Lesson 3: Data Structures
Lesson 3: Data Structures
Objective
You will learn that data can be represented in rectangular format.
Vocabulary
variables, categorical variables, numerical variables, data table, rows, columns, rectangular or spreadsheet format, variability
Essential Concepts
Lesson 3 Essential Concepts
Variables record values that vary. By organizing data into rectangular format, we can easily see the characteristics of observations by reading across a row, or we can see the variability in a variable by reading down the column. Computers can easily process data when it is in rectangular format.
ATTENTION
For every single lesson:
Answer the questions in red font in your Introduction to Data Science (IDS) Journal.
Lesson
-
During the previous lesson, you briefly learned what variables are. Create your own definition of the term “variables.”
-
Using the Stick Figure information from Lesson 2, come up with a set of variable names that describe the different categories of Stick Figure information. It is best when variable names are short (1-3 words).

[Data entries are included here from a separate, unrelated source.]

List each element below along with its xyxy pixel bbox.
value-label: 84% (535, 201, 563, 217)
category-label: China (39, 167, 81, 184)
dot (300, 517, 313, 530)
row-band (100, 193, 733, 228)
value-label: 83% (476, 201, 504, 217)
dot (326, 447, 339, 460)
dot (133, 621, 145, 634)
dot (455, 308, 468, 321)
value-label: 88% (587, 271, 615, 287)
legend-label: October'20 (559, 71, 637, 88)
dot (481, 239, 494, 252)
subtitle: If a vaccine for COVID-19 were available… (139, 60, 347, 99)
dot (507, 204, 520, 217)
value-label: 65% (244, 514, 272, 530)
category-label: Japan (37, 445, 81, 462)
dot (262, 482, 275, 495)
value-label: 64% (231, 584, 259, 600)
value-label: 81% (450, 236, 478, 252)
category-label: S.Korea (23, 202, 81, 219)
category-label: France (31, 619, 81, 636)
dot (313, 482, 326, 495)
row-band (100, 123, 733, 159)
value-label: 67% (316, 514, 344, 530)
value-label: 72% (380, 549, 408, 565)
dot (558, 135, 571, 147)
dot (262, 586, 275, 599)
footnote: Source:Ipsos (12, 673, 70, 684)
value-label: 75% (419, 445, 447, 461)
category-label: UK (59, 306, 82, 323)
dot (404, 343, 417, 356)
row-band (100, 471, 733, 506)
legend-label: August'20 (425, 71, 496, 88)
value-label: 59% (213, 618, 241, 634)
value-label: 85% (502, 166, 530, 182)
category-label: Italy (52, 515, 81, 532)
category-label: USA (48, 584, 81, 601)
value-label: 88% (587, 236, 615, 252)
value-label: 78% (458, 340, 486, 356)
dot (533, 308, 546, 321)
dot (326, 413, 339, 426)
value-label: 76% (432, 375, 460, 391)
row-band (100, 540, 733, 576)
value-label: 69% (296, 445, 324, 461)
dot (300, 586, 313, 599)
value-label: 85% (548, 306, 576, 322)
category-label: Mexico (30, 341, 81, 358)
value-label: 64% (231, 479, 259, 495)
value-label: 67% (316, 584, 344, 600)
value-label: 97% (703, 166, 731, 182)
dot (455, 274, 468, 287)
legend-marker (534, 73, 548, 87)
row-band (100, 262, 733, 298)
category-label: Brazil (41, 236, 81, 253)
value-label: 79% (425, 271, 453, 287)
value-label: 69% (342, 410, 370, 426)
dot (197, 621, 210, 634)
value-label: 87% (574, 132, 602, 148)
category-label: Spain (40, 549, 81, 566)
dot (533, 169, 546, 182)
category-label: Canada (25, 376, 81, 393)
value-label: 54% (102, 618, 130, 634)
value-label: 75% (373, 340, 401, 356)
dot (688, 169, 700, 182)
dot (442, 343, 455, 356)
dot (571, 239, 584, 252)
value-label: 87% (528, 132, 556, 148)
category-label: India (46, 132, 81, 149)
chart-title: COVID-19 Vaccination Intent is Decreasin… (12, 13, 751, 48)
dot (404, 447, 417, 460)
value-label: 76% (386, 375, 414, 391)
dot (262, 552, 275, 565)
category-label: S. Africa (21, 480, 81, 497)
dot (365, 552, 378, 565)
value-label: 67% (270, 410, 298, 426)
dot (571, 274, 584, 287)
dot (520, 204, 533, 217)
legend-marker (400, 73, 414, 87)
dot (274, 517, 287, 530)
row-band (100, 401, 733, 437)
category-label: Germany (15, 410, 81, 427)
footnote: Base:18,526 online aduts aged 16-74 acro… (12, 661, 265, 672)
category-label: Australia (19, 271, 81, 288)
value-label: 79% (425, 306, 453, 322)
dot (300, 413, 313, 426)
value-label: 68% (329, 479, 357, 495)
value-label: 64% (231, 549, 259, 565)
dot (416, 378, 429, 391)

How do your Stick Figure variable names compare to ours (Name, Height, GPA, Shoe or Shoe Type, Sport, Friends, or Number of Friends)?
-
How are the values from “Shoe” different than the values from “Height”?
-
The “Shoe” variable consists of categories or groupings, and the “Height” variable consists of numbers. Therefore, we can classify variables into two types: categorical variables and numerical variables. Typically, categorical variables represent values that have words, while numerical variables represent values that have numbers.
Note: Categorical variables can sometimes be coded as numbers (e.g., “Gender” could have values 0 and 1, where 0=Male and 1=Female).
-
What variables from the Stick Figures data are numerical variables? What variables are categorical variables?
-
Although we can understand many different representations of data (as you saw in the posters from Lesson 2), computers are not as capable. We need to organize data in a structured way so that a computer can read and interpret them.
-
One way to organize the data is to create a data table that consists of rows and columns. We can define this type of organization as rectangular format, or spreadsheet format.
-
On the table below, the columns are the vertical portions of the table, while the rows are the horizontal portions. Another way to think of it is that columns go from top to bottom, and rows go from left to right. Each row should represent one observation, such as a Stick Figure, and each column should represent one variable, such as height.
-
For the table above:
-
What should each row represent?
-
What should each column represent?
-
-
Copy the table below:
-
Complete the table using all 8 of the Stick Figures cards. Each row of the table should represent one person on a card.
-
Answer the following questions:
-
Do any of the people in the data have the same value for a given variable? In other words, does a value appear more than once in a column? Give two examples.
-
Do any of the people in the data have different values for a given variable?
-
-
In the table you created, the values for each variable vary, or change, depending on which person we are observing. For example, the values for the variable GPA are not the same for all of the Stick Figures. This shows that the data has a lot of variability for the variable GPA. The first step in any investigation is to notice variability.
Reflection
What are the essential learnings you are taking away from this lesson?